Guideline source: American Heart Association
Evidence rating system used? Yes
Literature search described? Yes
Guideline developed by participants without relevant financial ties to industry? No
Published source: Circulation, March 2011
Cardiovascular disease (CVD) in women has health and economic implications; therefore, continuing efforts should be made to control risk factors and to provide evidence-based treatment. The American Heart Association (AHA) first published guidelines about CVD in women in 1999. Since then, the guidelines have evolved based on continuing review of the literature. Major changes addressed in the 2011 guidelines are that benefits and risks found in the clinical practice setting were strongly considered, and recommendations were not based solely on benefits found in the clinical research setting. The 2011 guidelines also now include information on the cost-effectiveness of various preventive methods and guideline implementation. Interventions that were not recommended in previous guidelines because they were not useful or effective, or because they could be harmful (class III recommendations; Table 1), were not changed because there was no new evidence.
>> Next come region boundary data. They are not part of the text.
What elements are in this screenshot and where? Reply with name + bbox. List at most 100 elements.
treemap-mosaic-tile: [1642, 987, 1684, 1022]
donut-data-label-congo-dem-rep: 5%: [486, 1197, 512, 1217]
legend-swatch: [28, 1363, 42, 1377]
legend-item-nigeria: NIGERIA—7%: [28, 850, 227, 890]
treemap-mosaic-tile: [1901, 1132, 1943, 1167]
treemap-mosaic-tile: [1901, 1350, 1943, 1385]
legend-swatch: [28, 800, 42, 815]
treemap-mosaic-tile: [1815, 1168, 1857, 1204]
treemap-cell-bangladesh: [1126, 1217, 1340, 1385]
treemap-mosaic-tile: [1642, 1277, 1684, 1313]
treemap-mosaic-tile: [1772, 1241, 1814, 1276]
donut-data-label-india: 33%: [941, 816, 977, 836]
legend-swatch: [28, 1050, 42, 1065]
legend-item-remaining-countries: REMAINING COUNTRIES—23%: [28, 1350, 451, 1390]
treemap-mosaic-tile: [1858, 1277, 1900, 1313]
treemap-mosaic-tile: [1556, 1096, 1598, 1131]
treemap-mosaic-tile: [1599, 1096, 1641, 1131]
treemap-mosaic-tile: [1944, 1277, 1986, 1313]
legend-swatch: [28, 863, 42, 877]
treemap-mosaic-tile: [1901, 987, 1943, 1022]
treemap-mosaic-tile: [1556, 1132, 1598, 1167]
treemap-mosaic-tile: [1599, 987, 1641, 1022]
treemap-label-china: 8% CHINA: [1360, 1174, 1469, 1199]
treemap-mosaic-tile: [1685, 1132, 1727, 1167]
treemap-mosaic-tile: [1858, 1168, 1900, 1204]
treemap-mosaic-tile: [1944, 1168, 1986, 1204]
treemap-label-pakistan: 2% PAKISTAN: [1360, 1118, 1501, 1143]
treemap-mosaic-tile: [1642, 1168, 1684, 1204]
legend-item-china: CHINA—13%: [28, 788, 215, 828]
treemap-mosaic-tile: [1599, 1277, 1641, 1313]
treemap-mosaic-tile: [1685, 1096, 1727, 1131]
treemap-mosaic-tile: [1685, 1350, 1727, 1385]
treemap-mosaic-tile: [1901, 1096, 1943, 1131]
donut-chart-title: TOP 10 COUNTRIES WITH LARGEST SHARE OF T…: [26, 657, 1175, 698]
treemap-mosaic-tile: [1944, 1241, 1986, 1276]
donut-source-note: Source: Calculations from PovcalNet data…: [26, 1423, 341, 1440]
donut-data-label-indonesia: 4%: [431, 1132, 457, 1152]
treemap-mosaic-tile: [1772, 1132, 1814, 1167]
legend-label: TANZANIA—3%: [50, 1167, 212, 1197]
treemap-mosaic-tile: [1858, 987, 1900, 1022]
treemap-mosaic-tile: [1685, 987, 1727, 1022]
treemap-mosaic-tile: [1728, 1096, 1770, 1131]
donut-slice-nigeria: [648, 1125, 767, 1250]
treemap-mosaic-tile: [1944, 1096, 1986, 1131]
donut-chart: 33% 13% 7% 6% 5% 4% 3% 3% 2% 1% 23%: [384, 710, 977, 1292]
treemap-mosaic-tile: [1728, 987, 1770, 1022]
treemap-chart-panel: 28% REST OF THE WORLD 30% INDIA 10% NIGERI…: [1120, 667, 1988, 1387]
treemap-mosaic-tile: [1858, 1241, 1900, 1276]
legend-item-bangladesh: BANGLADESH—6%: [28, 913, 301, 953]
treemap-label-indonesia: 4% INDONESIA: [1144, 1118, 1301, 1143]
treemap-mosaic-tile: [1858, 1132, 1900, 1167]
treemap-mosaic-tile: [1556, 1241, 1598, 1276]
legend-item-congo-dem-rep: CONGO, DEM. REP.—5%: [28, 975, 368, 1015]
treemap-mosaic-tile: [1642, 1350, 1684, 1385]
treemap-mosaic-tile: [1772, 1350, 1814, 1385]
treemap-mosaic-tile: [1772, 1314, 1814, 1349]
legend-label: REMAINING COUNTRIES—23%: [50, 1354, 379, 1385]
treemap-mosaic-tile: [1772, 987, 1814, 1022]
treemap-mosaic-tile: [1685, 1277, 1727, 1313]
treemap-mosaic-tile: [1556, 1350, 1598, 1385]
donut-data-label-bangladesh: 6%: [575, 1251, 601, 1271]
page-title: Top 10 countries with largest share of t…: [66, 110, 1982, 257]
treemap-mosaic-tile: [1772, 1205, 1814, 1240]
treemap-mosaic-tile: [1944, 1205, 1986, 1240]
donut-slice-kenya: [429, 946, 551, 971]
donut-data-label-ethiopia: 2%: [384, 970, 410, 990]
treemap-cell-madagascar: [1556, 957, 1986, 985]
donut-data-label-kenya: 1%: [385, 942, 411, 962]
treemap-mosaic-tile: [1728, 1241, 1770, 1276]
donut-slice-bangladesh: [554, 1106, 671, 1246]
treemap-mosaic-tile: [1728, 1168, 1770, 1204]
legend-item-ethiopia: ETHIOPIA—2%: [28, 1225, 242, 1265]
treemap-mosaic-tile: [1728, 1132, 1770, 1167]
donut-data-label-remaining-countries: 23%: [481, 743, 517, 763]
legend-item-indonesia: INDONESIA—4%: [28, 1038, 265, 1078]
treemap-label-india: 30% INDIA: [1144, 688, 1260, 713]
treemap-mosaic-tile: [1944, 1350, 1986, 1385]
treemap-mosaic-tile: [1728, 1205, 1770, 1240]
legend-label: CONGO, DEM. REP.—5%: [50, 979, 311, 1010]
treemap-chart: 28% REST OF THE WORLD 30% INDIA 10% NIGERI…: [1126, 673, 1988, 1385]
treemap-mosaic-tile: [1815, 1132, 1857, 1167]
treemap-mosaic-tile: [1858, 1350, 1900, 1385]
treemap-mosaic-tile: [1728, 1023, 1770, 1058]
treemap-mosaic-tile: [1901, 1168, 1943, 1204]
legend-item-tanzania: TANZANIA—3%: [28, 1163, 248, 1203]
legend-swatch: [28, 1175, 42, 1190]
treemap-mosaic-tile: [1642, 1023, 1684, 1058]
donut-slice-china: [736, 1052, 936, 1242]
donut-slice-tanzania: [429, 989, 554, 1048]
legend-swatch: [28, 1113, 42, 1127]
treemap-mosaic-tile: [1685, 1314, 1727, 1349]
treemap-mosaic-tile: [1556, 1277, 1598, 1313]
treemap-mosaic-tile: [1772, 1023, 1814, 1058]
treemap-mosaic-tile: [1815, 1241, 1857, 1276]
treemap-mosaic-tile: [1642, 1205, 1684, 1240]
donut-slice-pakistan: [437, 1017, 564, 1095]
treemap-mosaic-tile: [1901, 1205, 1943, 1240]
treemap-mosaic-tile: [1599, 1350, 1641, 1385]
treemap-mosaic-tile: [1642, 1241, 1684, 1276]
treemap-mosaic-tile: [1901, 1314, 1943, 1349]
|Hormone therapy and selective estrogen receptor modulators should not be used for the primary or secondary prevention of CVD|
|Antioxidant vitamin supplements (e.g., vitamin E, vitamin C, beta carotene) should not be used for the primary or secondary prevention of CVD|
|Folic acid, with or without vitamin B6 and B12 supplementation, should not be used for the primary or secondary prevention of CVD|
|Aspirin for myocardial infarction in women younger than 65 years|
|Routine use of aspirin in healthy women younger than 65 years is not recommended to prevent myocardial infarction|
The 2007 guidelines included a new algorithm for CVD risk classification. It divided women into three categories:
High risk, based on the presence of CVD, diabetes mellitus, end-stage or chronic kidney disease, or 10-year predicted risk of coronary heart disease greater than 20 percent
At risk, based on the presence of at least one major risk factor, metabolic syndrome, evidence of subclinical vascular disease, or poor exercise tolerance on treadmill testing
Optimal risk, based on a Framingham risk score of less than 10 percent, absence of major risk factors, and a healthy lifestyle
Since publication of the 2007 guidelines, new evidence was found to support the use of this risk classification algorithm; therefore, the AHA continued to use this approach for the 2011 guidelines (Figure 1), with several modifications. One is the decision to address the concept of ideal cardiovascular health, which is defined as the absence of CVD; presence of ideal total cholesterol level, blood pressure, and fasting blood glucose level; and engagement in healthy behaviors (e.g., having a lean body mass index, not smoking, participating in physical activity). This ideal cardiovascular health is associated with increased longevity, reduced risk of CVD, greater quality of life, and lower Medicare costs in older age. Other changes to the 2007 algorithm include addressing the availability of several 10-year risk equations for predicting 10-year global CVD risk (e.g., updated Framingham risk profile, Reynolds risk score).
Recent clinical trial data suggest that statins are cost-effective for the prevention of CVD. The Justification for Use of Statins in Prevention, an Intervention Trial Evaluating Rosuvastatin (JUPITER) trial also determined that statins were effective for reducing global CVD risk. Other evidence supports focusing on long-term CVD risk, rather than only on 10-year coronary heart disease risk.
The role of new CVD risk markers and imaging modalities in risk assessment and determination of appropriate preventive interventions is not well defined, and more information is needed on the associated benefits, risks, and costs. The AHA recommends that these strategies be used only to refine risk estimates in intermediate-risk patients, in whom there is uncertainty about initiating pharmacotherapy. New risk factors that have been associated with increased CVD risk in women have been identified; however, their ability to screen for CVD or to improve clinical outcomes is unknown.